Auch die Causa Aiwanger polarisiert. Als Populisten bezeichnen ihn Kritiker, von einer Schmutzkampagne reden die Fans.
Grünbichler: Sie ist so komplex, diese Diskussion. Weil diese Dinge so unglaublich lange her sind. Aus therapeutischer Sicht wissen wir, dass junge Menschen Grenzen ausloten. Manchmal auch geschmacklos und menschenverachtend. Wenn man überlegt, was man selber mal als junger Mensch für Witze gerissen hat... Als Gesellschaft verzeihen wir normalerweise Sachen, die jemand in der Jugend tut. Wie Hubert Aiwanger selbst mit der Sache umgeht, das steht auf einem anderen Blatt.
Wir leben in einer schönen Region, die allerdings – siehe Corona oder Brenner-Nordzulauf – schon gerne streitet. Ist Rosenheim ein besonderes Pflaster?
Grünbichler: Ich hab das schon öfter gehört, dass unsere Region die Neigung hat, sich gegen gewisse Entwicklungen zu stemmen. Vielleicht hat es mit Wohlstand zu tun. Menschen, die ein besseres Leben haben, haben auch mehr Zeit, sich mit Dingen zu beschäftigen. Ein Mensch, der dauernd damit beschäftigt ist, sein Leben zu sichern, wird sich womöglich weniger in solchen Dingen engagieren. Das ist meine Hypothese. Und hier in Rosenheim geht es auch viel um Gesundheitsbewusstsein und Lifestyle. Tja, und dann kommen politische Entscheidungen, die manche als gesundheitlich fragwürdig und auch als Bevormundung wahrnehmen: Deswegen war das Impfen während Corona vielleicht so ein großes Thema.

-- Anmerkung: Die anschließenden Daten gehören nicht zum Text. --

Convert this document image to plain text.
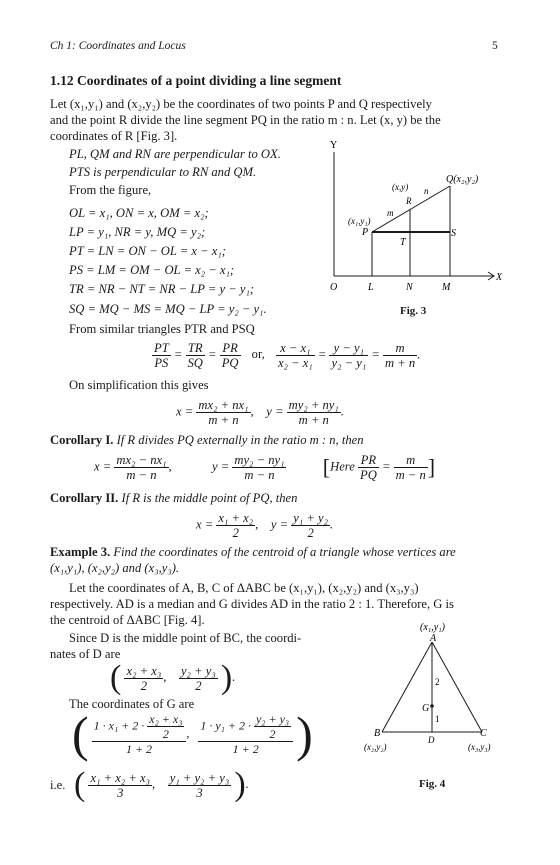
Ch 1: Coordinates and Locus	5
1.12 Coordinates of a point dividing a line segment
Let (x₁,y₁) and (x₂,y₂) be the coordinates of two points P and Q respectively
and the point R divide the line segment PQ in the ratio m : n. Let (x, y) be the
coordinates of R [Fig. 3].
PL, QM and RN are perpendicular to OX.
PTS is perpendicular to RN and QM.
From the figure,
OL = x₁, ON = x, OM = x₂;
LP = y₁, NR = y, MQ = y₂;
PT = LN = ON − OL = x − x₁;
PS = LM = OM − OL = x₂ − x₁;
TR = NR − NT = NR − LP = y − y₁;
SQ = MQ − MS = MQ − LP = y₂ − y₁.
Y
X
O	L	N	M
P	S
T
R
m
n
Q(x₂,y₂)
(x,y)
(x₁,y₁)
Fig. 3
From similar triangles PTR and PSQ
$\frac{PT}{PS} = \frac{TR}{SQ} = \frac{PR}{PQ}$ or, $\frac{\text{x − x₁}}{\text{x₂ − x₁}} = \frac{\text{y − y₁}}{\text{y₂ − y₁}} = \frac{m}{m + n}$ .
On simplification this gives
$x = \frac{\text{mx₂ + nx₁}}{m + n}$ ,    $y = \frac{\text{my₂ + ny₁}}{m + n}$ .
Corollary I. If R divides PQ externally in the ratio m : n, then
$x = \frac{\text{mx₂ − nx₁}}{m - n}$ ,	$y = \frac{\text{my₂ − ny₁}}{m - n}$ [Here $\frac{PR}{PQ} = \frac{m}{m - n}$ ]
Corollary II. If R is the middle point of PQ, then
$x = \frac{\text{x₁ + x₂}}{2}$ ,    $y = \frac{\text{y₁ + y₂}}{2}$ .
Example 3. Find the coordinates of the centroid of a triangle whose vertices are
(x₁,y₁), (x₂,y₂) and (x₃,y₃).
Let the coordinates of A, B, C of ΔABC be (x₁,y₁), (x₂,y₂) and (x₃,y₃)
respectively. AD is a median and G divides AD in the ratio 2 : 1. Therefore, G is
the centroid of ΔABC [Fig. 4].
Since D is the middle point of BC, the coordi-
nates of D are
( $\frac{\text{x₂ + x₃}}{2}$ , $\frac{\text{y₂ + y₃}}{2}$ ).
The coordinates of G are
( $\frac{1 \cdot x_1 + 2 \cdot \frac{\text{x₂ + x₃}}{2}}{1 + 2}$ , $\frac{1 \cdot y_1 + 2 \cdot \frac{\text{y₂ + y₃}}{2}}{1 + 2}$ )
i.e. ( $\frac{\text{x₁ + x₂ + x₃}}{3}$ , $\frac{\text{y₁ + y₂ + y₃}}{3}$ ).
(x₁,y₁)
A
2
G
1
B	C
D
(x₂,y₂)	(x₃,y₃)
Fig. 4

Erwarten Sie eine Verstärkung der Polarisierung während der heißen Phase des Landtagswahlkampfs?
Grünbichler: Es geht jetzt um sehr viel: Wer hat in Zukunft die Regierungsverantwortung in Bayern? Da kann es gut sein, dass mit allen Mitteln darauf hingewiesen wird, wie alternativlos die Positionen der eigenen Fraktion sind und wie „unwählbar“ alle „Anderen“ sind. In der Regel werden eigene Stärken betont und die Politik der Anderen als Unding abgetan. Wünschenswert wäre es, wenn gerade in der jetzigen Phase unsere Politikerinnen und Politiker mit gutem Vorbild voran gehen und den Bürgerinnen und Bürgern zeigen, wie man Werbung für die eigene Politik macht und gleichzeitig mit Menschen anderer politischer Überzeugungen respektvoll und empathisch umgeht.